Women buck the trend in the Ausgrid program
A new apprenticeship program has seen an unprecedented number of women sign up to become sparkies. Anna Hayes finds out more.
Ausgrid’s new Bright Spark program has turned heads for the right reasons. Starting in January of this year, there was one notable difference between it and other such schemes – 75% of the apprentices are women.
Ausgrid welcomed 18 apprentices and 10 business trainees at the beginning of the year and they will complete a four-year apprenticeship covering traditional areas of electrical work, as well as new and emerging technologies like renewables, automation and digitalisation.
Traditionally a very male-oriented industry, Ausgrid says the program was designed to be industry-leading and forward-thinking.
Ausgrid executive general manager of people and transformation Hannah McCaughey says the recruitment process targeted female, indigenous and mature age participants among others.
“As part of our efforts to diversify our workforce, we set ourselves a very high target for the number of women we wanted to attract and we’re incredibly pleased to have achieved that. We made a conscious decision to appeal to more women and we focused our recruitment campaign in places where we hoped women would see them and respond.”
She adds that the program doesn’t just focus on the skills but on the person as a whole, with one-on-one mentoring
and additional support from field staff.
The aim, she says, is to show the energy sector as an exciting place to work with these apprentices leading the way.
“Our hope is the next generation of women considering a role in energy won’t have any hesitation in following in the footsteps of our current apprentices and trainees who are already bringing fresh ways of thinking and working.”
Tahlia Keen, 18, was working a customer service role at Sydney Airport when she spotted the apprenticeship opportunity.
“I got bored very quickly doing the same thing every day and I was looking for a change. I applied because of the learning opportunities, knowing I could go to work every day and learn; and knowing that it wasn’t going to be repetitive.”
Her brother had previously completed an apprenticeship with Ausgrid and he was quick to share his positive experiences with her.
Ausgrid, she says, has been a hugely supportive environment even if people outside of the organisation react with surprise to her chosen career.
“It’s refreshing for people to see a change in the industry that’s always been so male dominated. I think if I could go back, knowing this was a career option, it would have helped me to make more decisions at school.”
Fellow apprentice Annika van Lierop, 25, was equally complimentary of Ausgrid’s inclusiveness, saying that while she accepted there were some jobs she couldn’t do, the mentors helped to work around that.
Annika had previously worked in pathology for a number of years and her change of direction into the energy sector was a decision she didn’t take lightly.

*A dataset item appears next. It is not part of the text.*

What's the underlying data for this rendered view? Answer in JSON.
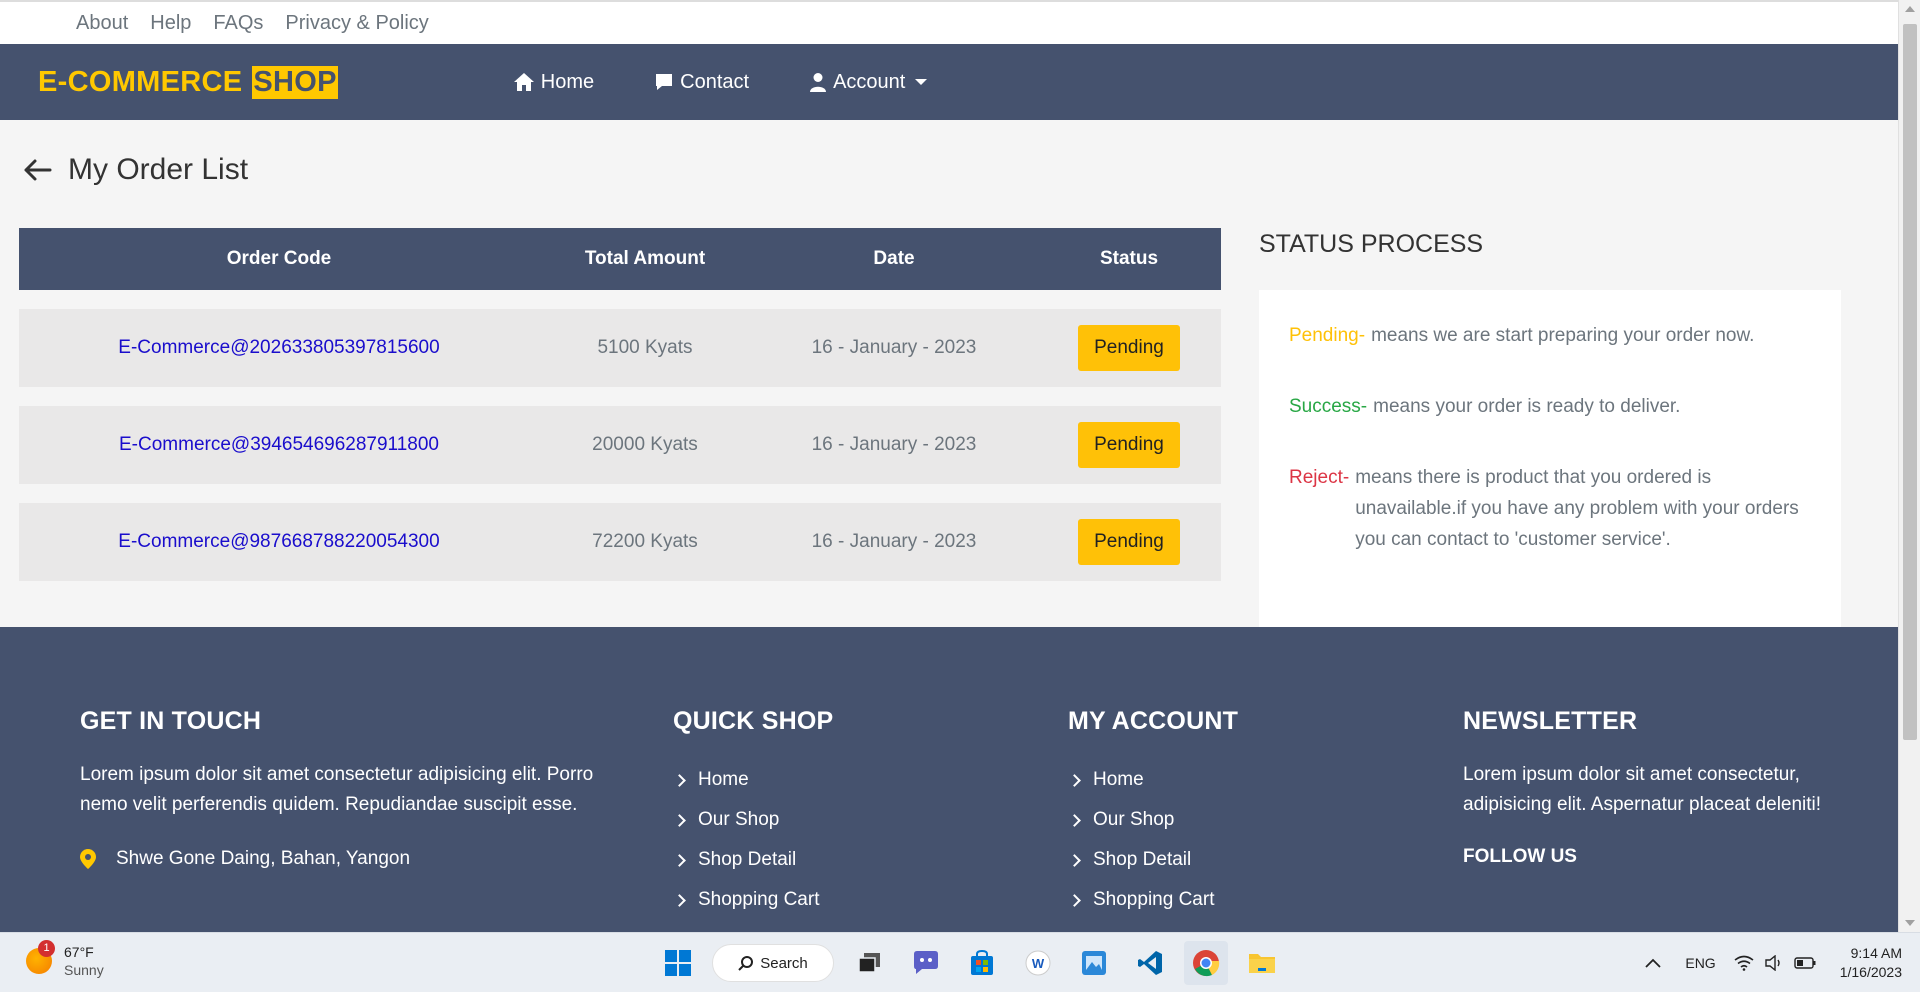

“It was a big decision because I had a career and I was thinking that if this didn’t go right I could be messing things up.”
Annika had family members in the industry while she also did her own research and knew that, like medical science, energy was a vital component of people’s lives. That, coupled with the fact that trade sectors are crying out for workers, convinced her that it could be a good move.
In Ausgrid, she says, the boys treat you as another tradesperson and as long as you’re ready to work, they don’t care about gender.
The industry as a whole, she feels, has some way to go yet. Even something as simple as accessing PPE that fits properly can be problematic, she points out.
“I did notice, in some of the social media promotions that people commented underneath about women not making it through the program. But that motivates me. I just want, at the end of the four years, to shake that person’s hand and say ‘Well, I made it’. You’ve got to have a thick skin but that’s the same in any work environment.”